Reference Dataset | TCDR lower threshold 2.5% [kg/m2] | TCDR upper threshold 97.5% [kg/m2] | Number of ICDRs | Critical number of failures at 5% rate | Observed K failures of ICDRs outside the 95% interval [2.5%,97.5%] | Cumulative probability P(N-K,N,95%) |
RSS_SSMI: 1988-2020 | -0.52 | 0.00085 | 71 | K > 7 | 5 | 28% Accept |
ERA-5: 1988-2019/06 | -0.6 | 1.7 | 53 | K > 5 | 3 | 50% Accept |
3.6 Summary & Conclusion
The target requirements set for the inter-comparison of bias & RMSD have been met at optimal category (in comparison to both datasets used for validation RSS_SSMI and ERA-5) (See Table 2 for details). The stability has been met at the optimal category (RSS_SSMI 100%, ERA-5 86%) and 100% of target category (ERA-5). We also used the spread of residuals, instead of sample standard deviation of the residuals. In this manner we checked, if the two different metrics have a significant impact on the estimation of the uncertainty estimates of stability. We conclude, that the different metrics does not change the final conclusion upon fulfilling the requirements (Table 2). The number of ICDR values outside the 95% interval of TCDRs is within the expected critical range at 5% significance level (Table 3).

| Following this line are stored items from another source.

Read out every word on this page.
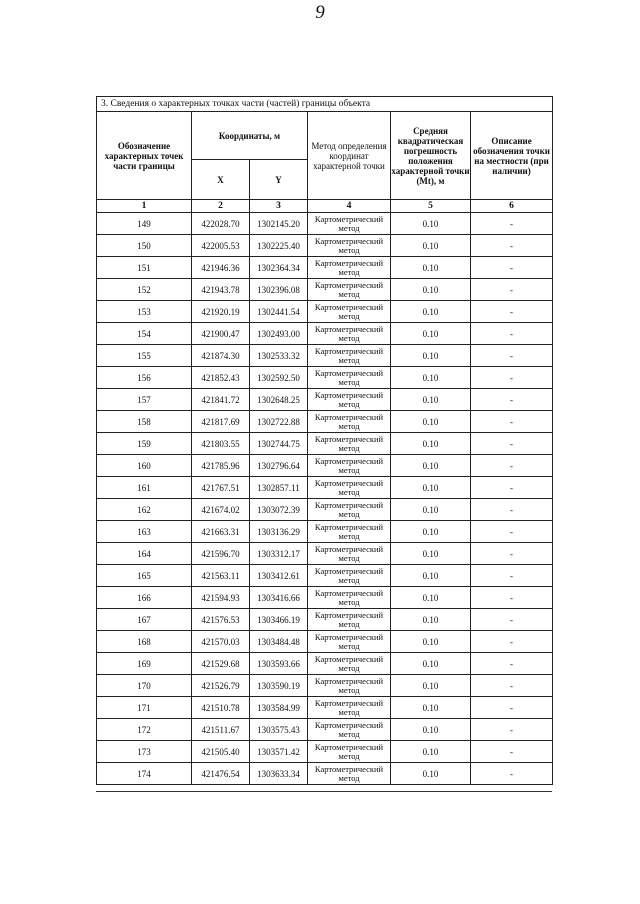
9
3. Сведения о характерных точках части (частей) границы объекта					
Обозначение характерных точек части границы	Координаты, м		Метод определения координат характерной точки	Средняя квадратическая погрешность положения характерной точки (Mt), м	Описание обозначения точки на местности (при наличии)
	X	Y			
1	2	3	4	5	6
149	422028.70	1302145.20	Картометрический метод	0.10	-
150	422005.53	1302225.40	Картометрический метод	0.10	-
151	421946.36	1302364.34	Картометрический метод	0.10	-
152	421943.78	1302396.08	Картометрический метод	0.10	-
153	421920.19	1302441.54	Картометрический метод	0.10	-
154	421900.47	1302493.00	Картометрический метод	0.10	-
155	421874.30	1302533.32	Картометрический метод	0.10	-
156	421852.43	1302592.50	Картометрический метод	0.10	-
157	421841.72	1302648.25	Картометрический метод	0.10	-
158	421817.69	1302722.88	Картометрический метод	0.10	-
159	421803.55	1302744.75	Картометрический метод	0.10	-
160	421785.96	1302796.64	Картометрический метод	0.10	-
161	421767.51	1302857.11	Картометрический метод	0.10	-
162	421674.02	1303072.39	Картометрический метод	0.10	-
163	421663.31	1303136.29	Картометрический метод	0.10	-
164	421596.70	1303312.17	Картометрический метод	0.10	-
165	421563.11	1303412.61	Картометрический метод	0.10	-
166	421594.93	1303416.66	Картометрический метод	0.10	-
167	421576.53	1303466.19	Картометрический метод	0.10	-
168	421570.03	1303484.48	Картометрический метод	0.10	-
169	421529.68	1303593.66	Картометрический метод	0.10	-
170	421526.79	1303590.19	Картометрический метод	0.10	-
171	421510.78	1303584.99	Картометрический метод	0.10	-
172	421511.67	1303575.43	Картометрический метод	0.10	-
173	421505.40	1303571.42	Картометрический метод	0.10	-
174	421476.54	1303633.34	Картометрический метод	0.10	-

The general picture of validation summarized here, shows an overall good performance of HOAPS 4.0 TCDR (CMSAF)+ICDR (C3S) (1988-2020) toward the reference sensors/datasets RSS_SSMI and ERA-5.
References
Weatherhead, E. C., Reinsel, G. C., Tiao, G. C., Meng, X.-L., Choi, D., Cheang, W.-K., Keller, T., DeLuisi, J., Wuebbles, D. J., Kerr, J. B., Miller, A. J., Oltmans, S. J., and Frederick, J. E.: Factors affecting the detection of trends: Statistical considerations and applications to environmental data, J. Geophys. Res., 103, 17149–17161, 1998.